I CHATTED WITH A YOUNG GM DEALER WHO HAD enjoyed a successful year as an aspiring new vehicle entrepreneur. His dealership was extremely profitable and his family enjoys an outstanding reputation in the community. He had represented his fellow dealers on several dealer councils and displayed an excellent profile for a Time magazine dealership nominee for his state. So, I was shocked when he said, "I don't want my kids to succeed me in this business."

A losing dealer makes a comment like this, and one can understand how failure could breed such an attitude. But when an apparent winner loses faith like that it certainly gets one's attention. Especially mine, since I had invested years advising dealers how to ease the succession trauma in family stores. It set me to thinking about my half-century in the retail automobile business that started when I was looking for a career after returning from World War II with body intact and loaded with ambition.

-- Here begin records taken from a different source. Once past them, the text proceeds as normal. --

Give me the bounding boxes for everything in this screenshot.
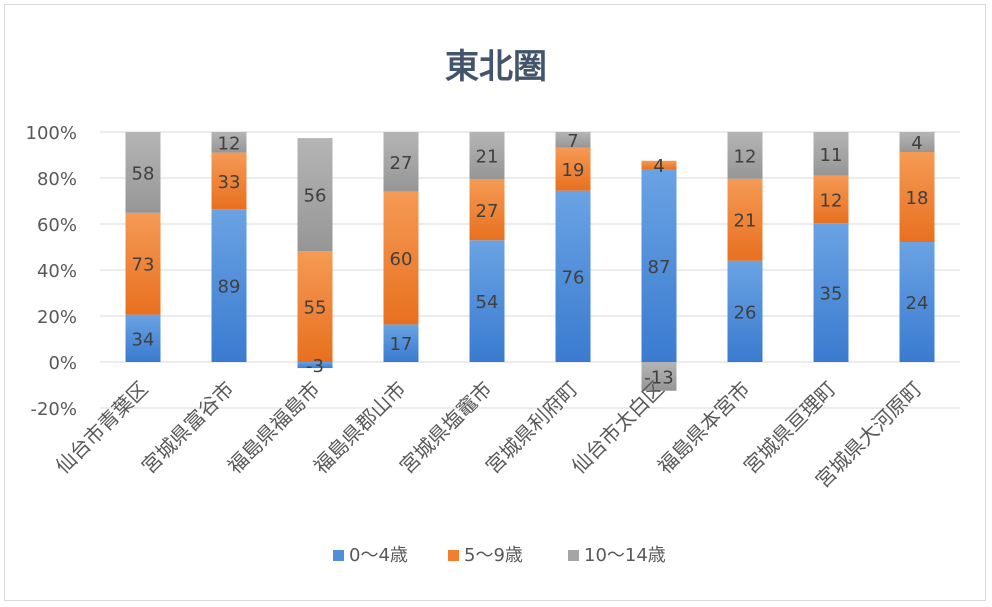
- bar-segment: [555, 190, 591, 362]
- bar-segment: [125, 212, 161, 315]
- data-label: 12: [820, 190, 843, 211]
- data-label: 54: [476, 292, 499, 313]
- data-label: 12: [734, 146, 757, 167]
- data-label: 76: [562, 267, 585, 288]
- data-label: 27: [476, 201, 499, 222]
- data-label: -3: [306, 356, 324, 377]
- bar-segment: [211, 209, 247, 362]
- bar-segment: [641, 169, 677, 362]
- data-label: 21: [476, 147, 499, 168]
- bar-segment: [813, 175, 849, 224]
- bar-segment: [125, 132, 161, 213]
- bar-segment: [211, 152, 247, 210]
- bar-segment: [469, 179, 505, 241]
- data-label: 24: [906, 293, 929, 314]
- bar-segment: [469, 240, 505, 362]
- y-tick-label: 60%: [37, 215, 77, 236]
- bar-segment: [383, 191, 419, 325]
- bar-segment: [297, 362, 333, 369]
- data-label: 33: [218, 172, 241, 193]
- chart-frame: 東北圏 34 73 58 89 33 12 -3 55 56 17 60 27 54 27 21 76 19 7 8…: [4, 4, 986, 601]
- data-label: 73: [132, 255, 155, 276]
- bar-segment: [641, 362, 677, 391]
- bar-segment: [641, 160, 677, 170]
- bar-segment: [727, 178, 763, 261]
- data-label: 18: [906, 188, 929, 209]
- bar-segment: [727, 132, 763, 179]
- y-tick-label: 0%: [48, 353, 77, 374]
- bar-segment: [813, 223, 849, 362]
- data-label: 4: [653, 156, 664, 177]
- bar-segment: [383, 324, 419, 362]
- data-label: 55: [304, 298, 327, 319]
- data-label: 21: [734, 211, 757, 232]
- data-label: 60: [390, 249, 413, 270]
- data-label: 56: [304, 186, 327, 207]
- bar-segment: [813, 132, 849, 176]
- legend-swatch: [333, 550, 344, 561]
- data-label: 34: [132, 329, 155, 350]
- chart-title: 東北圏: [445, 47, 547, 87]
- data-label: 7: [567, 131, 578, 152]
- bar-segment: [211, 132, 247, 153]
- bar-segment: [383, 132, 419, 192]
- bar-segment: [727, 260, 763, 362]
- bar-segment: [899, 132, 935, 152]
- bar-segment: [555, 147, 591, 191]
- legend-label: 5～9歳: [464, 545, 523, 566]
- y-tick-label: 100%: [26, 123, 77, 144]
- data-label: 17: [390, 334, 413, 355]
- bar-segment: [469, 132, 505, 180]
- legend-swatch: [448, 550, 459, 561]
- data-label: 12: [218, 133, 241, 154]
- y-tick-label: 20%: [37, 307, 77, 328]
- bar-segment: [899, 152, 935, 242]
- data-label: 58: [132, 163, 155, 184]
- data-label: 19: [562, 160, 585, 181]
- legend-label: 10～14歳: [584, 545, 666, 566]
- bar-segment: [297, 251, 333, 362]
- data-label: 35: [820, 284, 843, 305]
- data-label: 27: [390, 153, 413, 174]
- legend-swatch: [568, 550, 579, 561]
- bar-segment: [125, 314, 161, 362]
- data-label: 89: [218, 277, 241, 298]
- data-label: 87: [648, 257, 671, 278]
- data-label: -13: [644, 367, 673, 388]
- chart: 東北圏 34 73 58 89 33 12 -3 55 56 17 60 27 54 27 21 76 19 7 8…: [26, 47, 960, 566]
- y-tick-label: 40%: [37, 261, 77, 282]
- y-tick-label: -20%: [30, 399, 77, 420]
- bar-segment: [555, 132, 591, 148]
- data-label: 4: [911, 133, 922, 154]
- data-label: 26: [734, 302, 757, 323]
- y-tick-label: 80%: [37, 169, 77, 190]
- data-label: 11: [820, 145, 843, 166]
- bar-segment: [899, 242, 935, 362]
- bar-segment: [297, 138, 333, 252]
- legend-label: 0～4歳: [349, 545, 408, 566]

I got into the automobile business when my brother, who had secured a Nash franchise, asked me to join him as a junior partner. Before that, I had decided to remain in the Navy and become a novel writer as an adjunct to my military duties. The point is, I changed the direction of my life just like that. Consequently, my commitment to the retail automobile business was suspect.

Being the local car dealer in a mid-size New England town has its drawbacks as well as its opportunities for a quality lifestyle. Just recently I realized why automobile manufacturers got away with poor quality products and shoddy customer relations. They were insulated from accountability because of their distance from the consumers. Their dealers formed a defensive barrier between them and the ultimate consumer.

When you're a family owned and operated new-car dealership in a community the entire family is involved in its daily operational challenges.

There were times when my wife would leave the local beauty shop in tears because someone there recounted lousy service on their car, not realizing the dealership owner's wife was in the next chair.

Or we'd attend a local cocktail party where guests vented their frustration and anger about their car dealers until my wife and I would hide that we were in the business. And woe to some friends who purchased cars from competitive dealers. The friendship was over!

The negative attitude of many factory reps toward dealers was readily apparent. Audit teams were constantly checking, and charging back dealers for procedural errors in warranty policies and sales incentive campaigns. I'm certainly not condoning warranty fraud. It was just the cold-blooded attitude of the factory personnel. It was as though they were saying, "I caught you, you S.O.B."

Fortunately, this process has improved. However, a basic dislike and disrespect for dealers is still part of the factory personnel make-up. It has been my persistent suspicion that factory persons who see dealers' financial statements as a part of their jobs are inherently jealous of dealers' financial success.

Justified or not, the reputation of new-car dealers among the public and government agencies ranks somewhere between lawyers and bank robbers. In the current prosperous economy, financial success is not hard to come by, and is enjoyed by anyone who is willing to work hard.

Maybe, the young GM dealer's observation that he doesn't want to subject his kids to the trials and tribulations of being a car dealer in the 21st century has some justification. I consider myself to have had a successful career in the retail new car industry. If my brother had not offered me an opportunity in the Nash dealership, would the Navy and a side writing career have fulfilled my version of success?

It's a personal decision we all make sometime in our lives. Did you make the right choice? I'm not convinced I did. I'm not convinced I didn't. Let's hope the young GM dealer is making the right choice for himself as well as his family.